Maybe you can consider driving there to have a look?
Thanks for your compliment, am humbled, it is just a passion from investing in anything investable, nothing fancy. Mainly properties and stocks but I am familiar with REITS so I see the application here between REITS and SPH.
I think the S&P is fairly standard, I seldom go through them, and I do not use any lawyers as the lawyers the developers so-called appoint for you are actually suppose to represent you. By being paid by the developers I fail to see how they would represent us independently, but as I mentioned, the S&P is a fairly standard document and I don't think the developer would agree to any changes. I believe the S&P actually mentions the unit comes with the furnitures - see the schedules behind.
Same goes for the DOMC - except this probably spells out differently in different developments, but again, I seldom scrutinise this as it is fairly common in its application.
The Leaseback agreement is interesting (which would mention the furniture/fitting inventory), and as I mentioned also in my earlier post, the wholly-owned subsidiary of the developer is "supposed" to act as Trustee for the owners but how realistic that expectation can be is absolutely questionnable. I do know however that since we will probably not ever see our units that the "Trustee" and Ascott will represent opposing sides (and hence providing a clear opposing interest) to ensure that the development is in good shape for handover. Ascott will make sure they protect their reputation by ensuring that the development is up to mark for their management over a 10+5 years. I doubt Ascott will accept a defective product.

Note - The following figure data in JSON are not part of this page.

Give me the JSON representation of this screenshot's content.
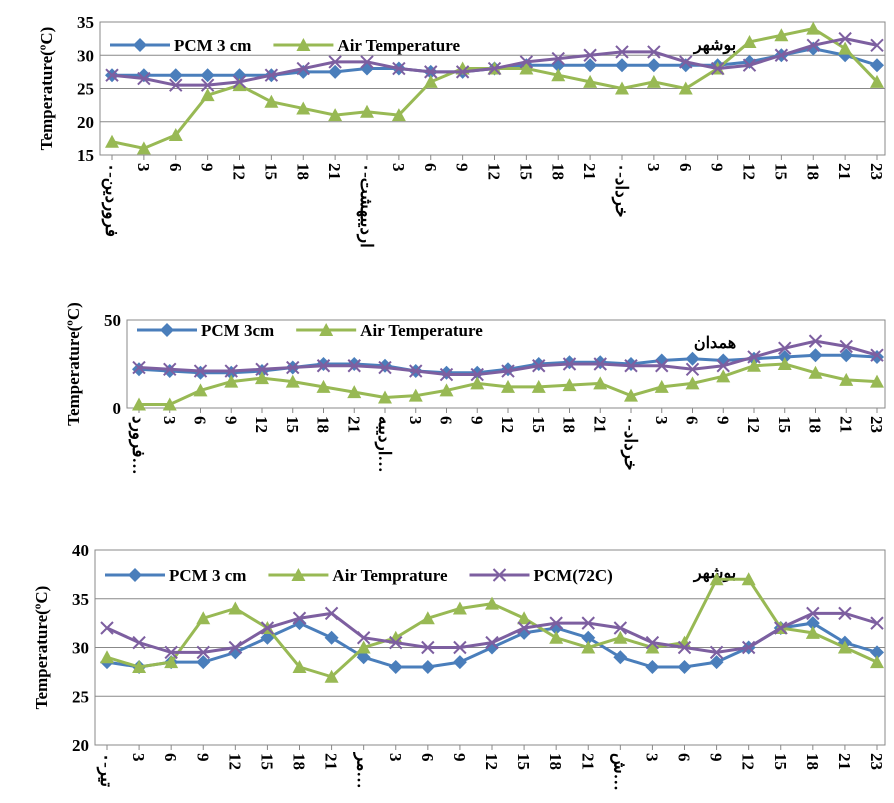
{
  "chart_data": [
    {
      "type": "line",
      "y_label": "Temperature(ºC)",
      "annotation": "بوشهر",
      "legend": "top-left",
      "categories": [
        "فروردین-۰",
        "3",
        "6",
        "9",
        "12",
        "15",
        "18",
        "21",
        "اردیبهشت-۰",
        "3",
        "6",
        "9",
        "12",
        "15",
        "18",
        "21",
        "خرداد-۰",
        "3",
        "6",
        "9",
        "12",
        "15",
        "18",
        "21",
        "23"
      ],
      "ylim": [
        15,
        35
      ],
      "yticks": [
        15,
        20,
        25,
        30,
        35
      ],
      "series": [
        {
          "name": "PCM 3 cm",
          "color": "#4a7ebb",
          "marker": "diamond",
          "values": [
            27,
            27,
            27,
            27,
            27,
            27,
            27.5,
            27.5,
            28,
            28,
            27.5,
            27.5,
            28,
            28.5,
            28.5,
            28.5,
            28.5,
            28.5,
            28.5,
            28.5,
            29,
            30,
            31,
            30,
            28.5
          ]
        },
        {
          "name": "Air Temperature",
          "color": "#98b954",
          "marker": "triangle",
          "values": [
            17,
            16,
            18,
            24,
            25.5,
            23,
            22,
            21,
            21.5,
            21,
            26,
            28,
            28,
            28,
            27,
            26,
            25,
            26,
            25,
            28,
            32,
            33,
            34,
            31,
            26
          ]
        },
        {
          "color": "#7d5fa0",
          "marker": "x",
          "values": [
            27,
            26.5,
            25.5,
            25.5,
            26,
            27,
            28,
            29,
            29,
            28,
            27.5,
            27.5,
            28,
            29,
            29.5,
            30,
            30.5,
            30.5,
            29,
            28,
            28.5,
            30,
            31.5,
            32.5,
            31.5
          ]
        }
      ]
    },
    {
      "type": "line",
      "y_label": "Temperature(ºC)",
      "annotation": "همدان",
      "legend": "top-left",
      "categories": [
        "فرورد…",
        "3",
        "6",
        "9",
        "12",
        "15",
        "18",
        "21",
        "اردیبه…",
        "3",
        "6",
        "9",
        "12",
        "15",
        "18",
        "21",
        "خرداد-۰",
        "3",
        "6",
        "9",
        "12",
        "15",
        "18",
        "21",
        "23"
      ],
      "ylim": [
        0,
        50
      ],
      "yticks": [
        0,
        50
      ],
      "series": [
        {
          "name": "PCM 3cm",
          "color": "#4a7ebb",
          "marker": "diamond",
          "values": [
            22,
            21,
            20,
            20,
            21,
            23,
            25,
            25,
            24,
            21,
            20,
            20,
            22,
            25,
            26,
            26,
            25,
            27,
            28,
            27,
            28,
            29,
            30,
            30,
            29
          ]
        },
        {
          "name": "Air Temperature",
          "color": "#98b954",
          "marker": "triangle",
          "values": [
            2,
            2,
            10,
            15,
            17,
            15,
            12,
            9,
            6,
            7,
            10,
            14,
            12,
            12,
            13,
            14,
            7,
            12,
            14,
            18,
            24,
            25,
            20,
            16,
            15
          ]
        },
        {
          "color": "#7d5fa0",
          "marker": "x",
          "values": [
            23,
            22,
            21,
            21,
            22,
            23,
            24,
            24,
            23,
            21,
            19,
            19,
            21,
            24,
            25,
            25,
            24,
            24,
            22,
            24,
            29,
            34,
            38,
            35,
            30
          ]
        }
      ]
    },
    {
      "type": "line",
      "y_label": "Temperature(ºC)",
      "annotation": "بوشهر",
      "legend": "top-left",
      "categories": [
        "تیر-۰",
        "3",
        "6",
        "9",
        "12",
        "15",
        "18",
        "21",
        "مر…",
        "3",
        "6",
        "9",
        "12",
        "15",
        "18",
        "21",
        "ش…",
        "3",
        "6",
        "9",
        "12",
        "15",
        "18",
        "21",
        "23"
      ],
      "ylim": [
        20,
        40
      ],
      "yticks": [
        20,
        25,
        30,
        35,
        40
      ],
      "series": [
        {
          "name": "PCM 3 cm",
          "color": "#4a7ebb",
          "marker": "diamond",
          "values": [
            28.5,
            28,
            28.5,
            28.5,
            29.5,
            31,
            32.5,
            31,
            29,
            28,
            28,
            28.5,
            30,
            31.5,
            32,
            31,
            29,
            28,
            28,
            28.5,
            30,
            32,
            32.5,
            30.5,
            29.5
          ]
        },
        {
          "name": "Air Temprature",
          "color": "#98b954",
          "marker": "triangle",
          "values": [
            29,
            28,
            28.5,
            33,
            34,
            32,
            28,
            27,
            30,
            31,
            33,
            34,
            34.5,
            33,
            31,
            30,
            31,
            30,
            30.5,
            37,
            37,
            32,
            31.5,
            30,
            28.5
          ]
        },
        {
          "name": "PCM(72C)",
          "color": "#7d5fa0",
          "marker": "x",
          "values": [
            32,
            30.5,
            29.5,
            29.5,
            30,
            32,
            33,
            33.5,
            31,
            30.5,
            30,
            30,
            30.5,
            32,
            32.5,
            32.5,
            32,
            30.5,
            30,
            29.5,
            30,
            32,
            33.5,
            33.5,
            32.5
          ]
        }
      ]
    }
  ]
}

The relationship between all parties are like a mathematical game theory. I think there is sufficient check & balances, and like all the bros here have mentioned, the Somerset branding makes a big difference.
In all honesty other serviced management companies (especially local ones) will not come close....especially if you are a long term investor (as you will only see the property deteriorate over time).
I think I had better stop here, most people would think I actually work for Ascott!
Have you been to the site? I visited last weekend and saw the piling done, foundation all ready. Just waiting for it to ascend upwards which should not take more than 2 years for a low rise. If this development was in Singapore I would have expected much quicker.
Traders is already 65% done, topping up in a couple of months at best guesstimates.
Being down couple of times....1st went down to puteria harbour for 'site inspection' in late dec & also during the CNY week...& yes, its the same as what u see last weekend (only piling done)...but was told by the agent in Jan that they will begin to work aggressively 'real soon after the launch'
well my take...end 2014 commit is more of their sandbagging just in case some unforeseen screwup happen...i believe the project will be be ready before that as it it to their advantage for early completion...& legally, they cannot end later than end 2014 else they will need to compensate buyers (yet to sign the legal doc but believe this should be the case)
Similarly, heard that the north wing units (facing kota) instead of releasing to the agent is held back by the developer (similarly to all the harbor facing units) ... the rumor is that ONE single party is buying all the north wing units up.
what's the story of somerset seri bukit ceylon? can elaborate?
I read somewhere that when somerset signed the contract to manage those svc apts, they also bought half of those units. Can't seem to find the weblink again, but will let you once I locate it.
But in essence, it was a good show of vested interest on the part of somerset, i.e. they will manage it well as they also owe half of the units.
So when I heard the sph rumor, I'm silently hoping it is somerset who is buying them.